箱根に到着
「箱根、とうちゃーく」
車から降りた夏希は、両手を挙げて箱根の大地に足を着けた。
他の人たちも車から降りて、箱根のおいしい空気を吸ったりしている。
今日は晴れているために観光日和だ。
緑が多くて自然が豊かで、都会でたまったストレスが洗い流されていくように感じる。
「少し肌寒いな」
普段住んでいるとこより標高が高いせいもあり、海斗は寒気を感じて愛奈に抱きつく。
人肌はほどよく温かいので、外で抱きつくと良い感じだ。
「私も寒いから愛奈ちゃんに抱きついていい?」
「ダメに決まっているでしょう。
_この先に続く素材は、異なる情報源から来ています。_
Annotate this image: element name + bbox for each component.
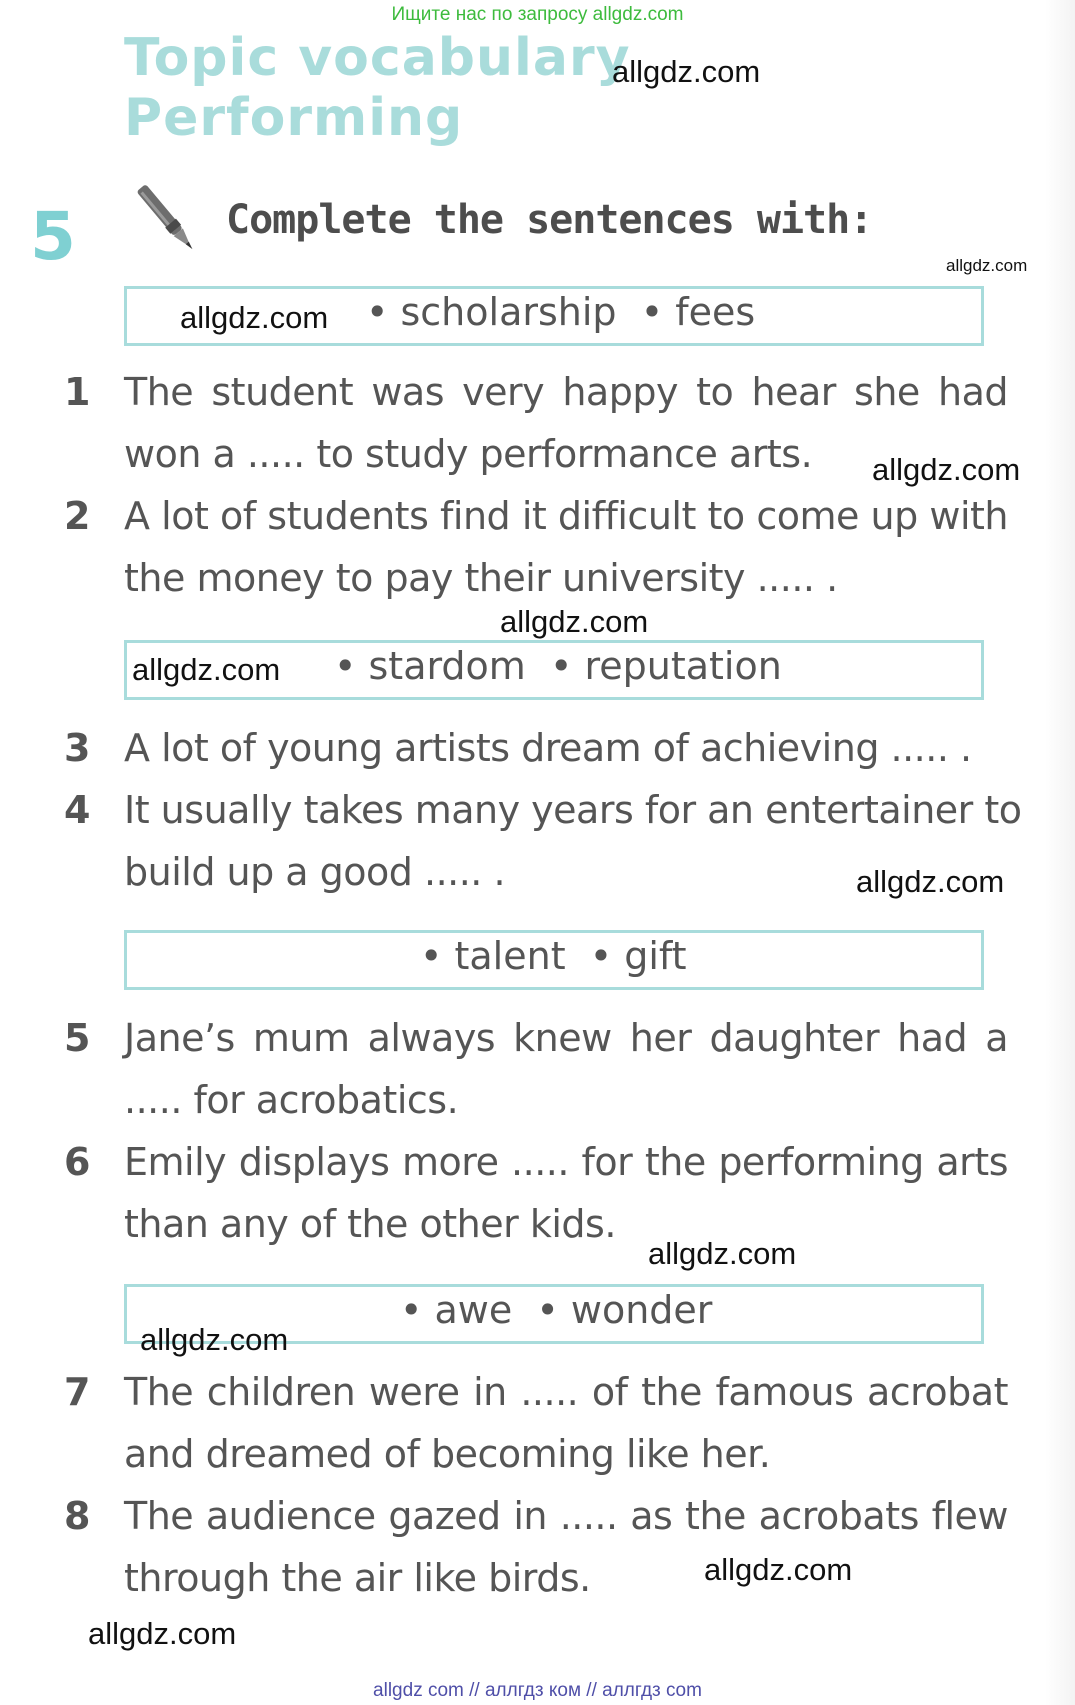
- exercise-number: 5: [30, 198, 76, 275]
- watermark: allgdz.com: [704, 1552, 853, 1587]
- watermark: allgdz.com: [132, 652, 281, 687]
- sentence-number: 5: [64, 1016, 91, 1060]
- sentence-number: 3: [64, 726, 91, 770]
- watermark: allgdz.com: [856, 864, 1005, 899]
- watermark: allgdz.com: [500, 604, 649, 639]
- page-edge-shade: [1045, 0, 1075, 1705]
- watermark: allgdz.com: [612, 54, 761, 89]
- watermark: allgdz.com: [180, 300, 329, 335]
- word-box-3-words: • talent • gift: [420, 934, 687, 978]
- sentence-number: 8: [64, 1494, 91, 1538]
- word-box-1-words: • scholarship • fees: [366, 290, 756, 334]
- watermark: allgdz.com: [872, 452, 1021, 487]
- sentence-number: 2: [64, 494, 91, 538]
- top-banner: Ищите нас по запросу allgdz.com: [391, 4, 684, 25]
- sentence-1-line-2: won a ..... to study performance arts.: [124, 432, 813, 476]
- sentence-6-line-1: Emily displays more ..... for the performing arts: [124, 1140, 1008, 1184]
- sentence-1-line-1: The student was very happy to hear she had: [124, 370, 1008, 414]
- sentence-number: 6: [64, 1140, 91, 1184]
- word-box-2-words: • stardom • reputation: [334, 644, 782, 688]
- word-box-4-words: • awe • wonder: [400, 1288, 713, 1332]
- footer-watermark: allgdz com // аллгдз ком // аллгдз com: [373, 1680, 702, 1701]
- sentence-5-line-1: Jane’s mum always knew her daughter had a: [124, 1016, 1008, 1060]
- title-line-2: Performing: [124, 88, 464, 148]
- watermark: allgdz.com: [648, 1236, 797, 1271]
- sentence-number: 4: [64, 788, 91, 832]
- sentence-7-line-1: The children were in ..... of the famous acrobat: [124, 1370, 1008, 1414]
- sentence-6-line-2: than any of the other kids.: [124, 1202, 616, 1246]
- sentence-number: 1: [64, 370, 91, 414]
- sentence-2-line-2: the money to pay their university ..... .: [124, 556, 838, 600]
- sentence-3-line-1: A lot of young artists dream of achieving ..... .: [124, 726, 972, 770]
- watermark: allgdz.com: [88, 1616, 237, 1651]
- instruction: Complete the sentences with:: [226, 197, 873, 243]
- sentence-2-line-1: A lot of students find it difficult to come up with: [124, 494, 1008, 538]
- sentence-number: 7: [64, 1370, 91, 1414]
- title-line-1: Topic vocabulary: [124, 28, 631, 88]
- sentence-4-line-1: It usually takes many years for an entertainer to: [124, 788, 1022, 832]
- pen-icon: [128, 180, 208, 264]
- sentence-5-line-2: ..... for acrobatics.: [124, 1078, 459, 1122]
- watermark: allgdz.com: [946, 256, 1028, 275]
- sentence-4-line-2: build up a good ..... .: [124, 850, 506, 894]
- sentence-8-line-2: through the air like birds.: [124, 1556, 591, 1600]
- sentence-8-line-1: The audience gazed in ..... as the acrobats flew: [124, 1494, 1008, 1538]
- sentence-7-line-2: and dreamed of becoming like her.: [124, 1432, 771, 1476]
- watermark: allgdz.com: [140, 1322, 289, 1357]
夏希さんは二人の邪魔しちゃダメ」
抱きつこうとした夏希を澪が止める。
せっかく親友が彼氏と楽しんでいるのに邪魔されたとあっては嫌だろう。
抱きつかれた愛奈の頬は緩みきっているのだから。
「ここって旅館の駐車場ですよね? もうチェックイン出来るんですか?」
辺りを見渡している澪が夏希に尋ねる。
まだ午前中のため、普通はまだチェックイン出来る時間でない。
「車だけ先に置かしてもらうことにしたのよ」
ゴールデンウィークが終われば凄い混むというのは少し先らしく、すんなり許可が取れたようだ。
「海斗くん、ずっとこうしてて?」
「うん」
せっかく箱根に来ても海斗はひたすら愛奈から離れない。
車に乗っている時もイチャついていて、何度も夏希に羨ましいと言われていた。
その度に夏希は澪の太ももに触ろうとしようしたため、車内が軽くカオスな空間になったのだ。
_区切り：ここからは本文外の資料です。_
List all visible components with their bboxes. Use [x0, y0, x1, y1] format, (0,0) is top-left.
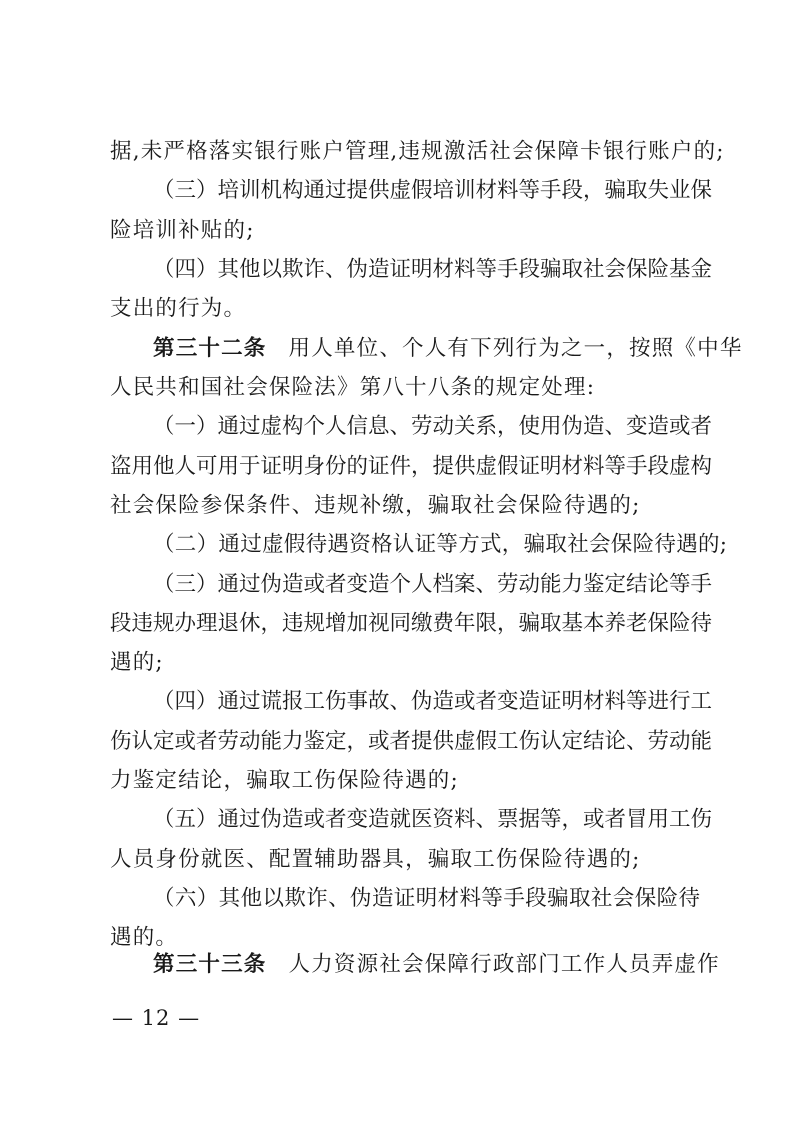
text-line: 人员身份就医、配置辅助器具，骗取工伤保险待遇的; [110, 847, 641, 872]
text-line: 伤认定或者劳动能力鉴定，或者提供虚假工伤认定结论、劳动能 [110, 729, 713, 754]
text-line: （五）通过伪造或者变造就医资料、票据等，或者冒用工伤 [153, 807, 713, 832]
page-number: — 12 — [112, 1006, 201, 1030]
text-line: 险培训补贴的; [110, 218, 255, 243]
article-32-line [153, 329, 743, 369]
text-span: 人力资源社会保障行政部门工作人员弄虚作 [288, 952, 720, 977]
article-heading: 第三十二条 [153, 336, 267, 361]
text-line: 支出的行为。 [110, 296, 247, 321]
text-line: （三）通过伪造或者变造个人档案、劳动能力鉴定结论等手 [153, 572, 713, 597]
text-line: （二）通过虚假待遇资格认证等方式，骗取社会保险待遇的; [153, 532, 728, 557]
text-line: （四）通过谎报工伤事故、伪造或者变造证明材料等进行工 [153, 689, 713, 714]
text-line: （一）通过虚构个人信息、劳动关系，使用伪造、变造或者 [153, 414, 713, 439]
text-span: 用人单位、个人有下列行为之一，按照《中华 [288, 336, 743, 361]
text-line: 盗用他人可用于证明身份的证件，提供虚假证明材料等手段虚构 [110, 454, 713, 479]
article-33-line [153, 945, 720, 985]
text-line: 段违规办理退休，违规增加视同缴费年限，骗取基本养老保险待 [110, 611, 713, 636]
text-line: 社会保险参保条件、违规补缴，骗取社会保险待遇的; [110, 493, 641, 518]
text-line: （六）其他以欺诈、伪造证明材料等手段骗取社会保险待 [153, 886, 700, 911]
text-line: （三）培训机构通过提供虚假培训材料等手段，骗取失业保 [153, 178, 713, 203]
text-line: 据,未严格落实银行账户管理,违规激活社会保障卡银行账户的; [110, 139, 725, 164]
text-line: 遇的; [110, 650, 164, 675]
text-line: 遇的。 [110, 925, 179, 950]
text-line: 人民共和国社会保险法》第八十八条的规定处理: [110, 375, 596, 400]
text-line: 力鉴定结论，骗取工伤保险待遇的; [110, 768, 459, 793]
article-heading: 第三十三条 [153, 952, 267, 977]
text-line: （四）其他以欺诈、伪造证明材料等手段骗取社会保险基金 [153, 257, 713, 282]
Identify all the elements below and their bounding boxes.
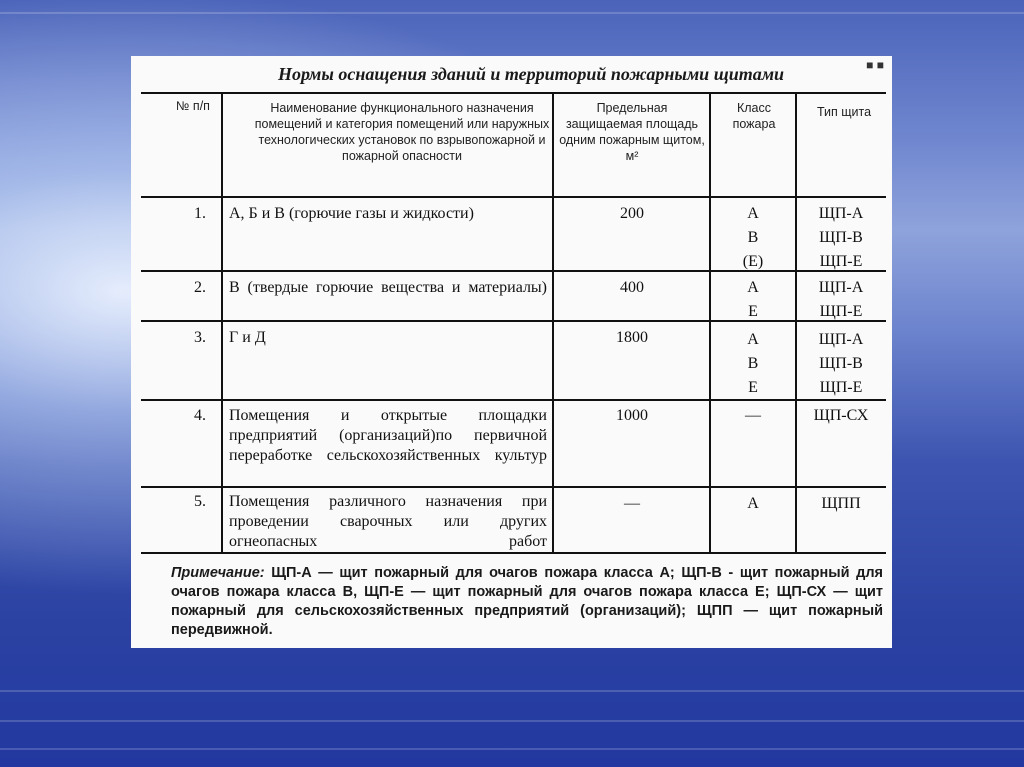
footnote bbox=[171, 564, 883, 640]
row-area: 1000 bbox=[616, 407, 648, 424]
header-area: Предельная защищаемая площадь одним пожарным щитом, м² bbox=[559, 101, 705, 163]
fire-class: А bbox=[747, 279, 759, 296]
row-types bbox=[797, 276, 885, 324]
footnote-label: Примечание: bbox=[171, 565, 265, 581]
fire-class: В bbox=[747, 355, 759, 372]
row-name: Помещения и открытые площадки предприятий (организаций)по первичной переработке сельскохозяйственных культур bbox=[229, 407, 547, 464]
header-type: Тип щита bbox=[816, 105, 872, 119]
footnote-text: ЩП-А — щит пожарный для очагов пожара класса А; ЩП-В - щит пожарный для очагов пожара класса В, ЩП-Е — щит пожарный для очагов пожара класса Е; ЩП-СХ — щит пожарный для сельскохозяйственных предприятий (организаций); ЩПП — щит пожарный передвижной. bbox=[171, 565, 883, 638]
wave-line bbox=[0, 690, 1024, 692]
fire-class: В bbox=[747, 229, 759, 246]
fire-class: А bbox=[747, 331, 759, 348]
header-name: Наименование функционального назначения помещений и категория помещений или наружных технологических установок по взрывопожарной и пожарной опасности bbox=[254, 101, 550, 163]
table-top-rule bbox=[141, 92, 886, 94]
fire-class: Е bbox=[748, 379, 758, 396]
fire-class: Е bbox=[748, 303, 758, 320]
fire-class: А bbox=[747, 205, 759, 222]
shield-type: ЩП-В bbox=[819, 229, 863, 246]
row-area: 1800 bbox=[616, 329, 648, 346]
row-area: 200 bbox=[620, 205, 644, 222]
row-number: 3. bbox=[194, 329, 206, 346]
document-page bbox=[131, 56, 892, 648]
shield-type: ЩП-СХ bbox=[813, 407, 869, 424]
row-types bbox=[797, 202, 885, 274]
row-number: 4. bbox=[194, 407, 206, 424]
column-divider bbox=[221, 92, 223, 553]
wave-line bbox=[0, 720, 1024, 722]
row-number: 2. bbox=[194, 279, 206, 296]
wave-line bbox=[0, 748, 1024, 750]
row-area: — bbox=[624, 495, 640, 512]
shield-type: ЩП-А bbox=[818, 205, 864, 222]
row-divider bbox=[141, 486, 886, 488]
corner-mark: ■ ■ bbox=[866, 58, 884, 72]
shield-type: ЩП-А bbox=[818, 279, 864, 296]
row-name: Помещения различного назначения при проведении сварочных или других огнеопасных работ bbox=[229, 493, 547, 550]
shield-type: ЩП-Е bbox=[819, 303, 863, 320]
header-num: № п/п bbox=[176, 99, 210, 113]
header-bottom-rule bbox=[141, 196, 886, 198]
shield-type: ЩП-В bbox=[819, 355, 863, 372]
row-name: Г и Д bbox=[229, 329, 266, 346]
header-class: Класс пожара bbox=[732, 101, 776, 131]
row-classes bbox=[711, 202, 795, 274]
row-number: 1. bbox=[194, 205, 206, 222]
shield-type: ЩП-А bbox=[818, 331, 864, 348]
row-classes bbox=[711, 328, 795, 400]
shield-type: ЩПП bbox=[821, 495, 861, 512]
shield-type: ЩП-Е bbox=[819, 379, 863, 396]
row-number: 5. bbox=[194, 493, 206, 510]
fire-class: — bbox=[745, 407, 761, 424]
row-area: 400 bbox=[620, 279, 644, 296]
fire-class: (Е) bbox=[742, 253, 764, 270]
wave-line bbox=[0, 12, 1024, 14]
fire-class: А bbox=[747, 495, 759, 512]
row-types bbox=[797, 328, 885, 400]
row-name: В (твердые горючие вещества и материалы) bbox=[229, 279, 547, 296]
row-classes bbox=[711, 276, 795, 324]
shield-type: ЩП-Е bbox=[819, 253, 863, 270]
row-name: А, Б и В (горючие газы и жидкости) bbox=[229, 205, 474, 222]
document-title: Нормы оснащения зданий и территорий пожарными щитами bbox=[277, 64, 785, 84]
table-bottom-rule bbox=[141, 552, 886, 554]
ショートパンツじゃなくてパンツをはいてくれば良かったと澪は思っただろう。
「はいはい。それじゃあ箱根観光を始めるわよ」
一番年長である夏希が仕切り、三人は「はーい」と返事をする。
外であまりセクハラ発言は出来ないので、旅館に入るまでは夏希に何かされるってことないだろう。
イチャイチャしてるのを見て羨ましいと言われることはあるだろうが。
「箱根と言えば何かな?」
「アニメのモデルになった旅館に行きたい」
夏希の質問に海斗が答える。
今回は聖地巡礼で来たので、旅館の中に入りたいのだ。
他のことは正直どうでも良く、とにかくアニメのメインになっている旅館。
「旅館の中にはまだ入れないわよ。チェックインの時間まで我慢しなさい」
「マジか……じゃあ時間になるまで車で寝てる」
動くのも面倒だし、他の人たちみたいに観光を楽しまなくてもいい。
基本的にまったりのんびりしている方が好きだ。
「せっかくの箱根なのに原田くんは変わってるね」
まさかの観光を楽しむ気のない海斗も見て、澪は「はあ~……」ため息をついて苦笑した。
観光地に来て引きこもる人なんて滅多にいないだろう。
だけど普通とは違うのが海斗で、本当にメイン出てくる旅館以外に興味ない。
それに今の時間はそれほど人がいないが、もう少ししたら観光客が外に出てくる。
愛奈や夏希、澪といった美少女が三人もいるので、その中に一人男がいるという状況ではどうして目立ってしまう。
いくら旅館が満室にならないとはいえ、観光地である箱根は結構人がいる。
視線を浴びたくないため、出来ることなら引きこもっていたいというのが本音だ。
「本当に海斗は……愛奈ちゃん貸してくれるなら車で寝てていいわよ」
「ダメ。愛奈が女だけのグループにいたらナンパされるからついてく」
ピンクの髪で目立つだろうし、美少女だらけのグループにいてはナンパされるのは目に見えている。
せっかくの旅行で愛奈も観光したそうにしているため、海斗も一緒に行くことにした。
「えへへ。海斗くんと一緒に旅行が出来るね」
「そうだな」
少し肌寒いはずの箱根だが、イチャイチャして甘い空気をだしている海斗たちを見て「暑くなってきた」と澪が声を漏らす。
箱根に着く直前に上着を一枚羽織った澪であるが、今すぐにでも脱ぎそうな勢いだ。
「澪ちゃん、私たちもイチャつく?」
「暑いんで遠慮しときます」
澪に断られて夏希は「連れないわね……」と口にして不満そうな表情になる。
何はともあれ、箱根観光がこれから始まるのだった。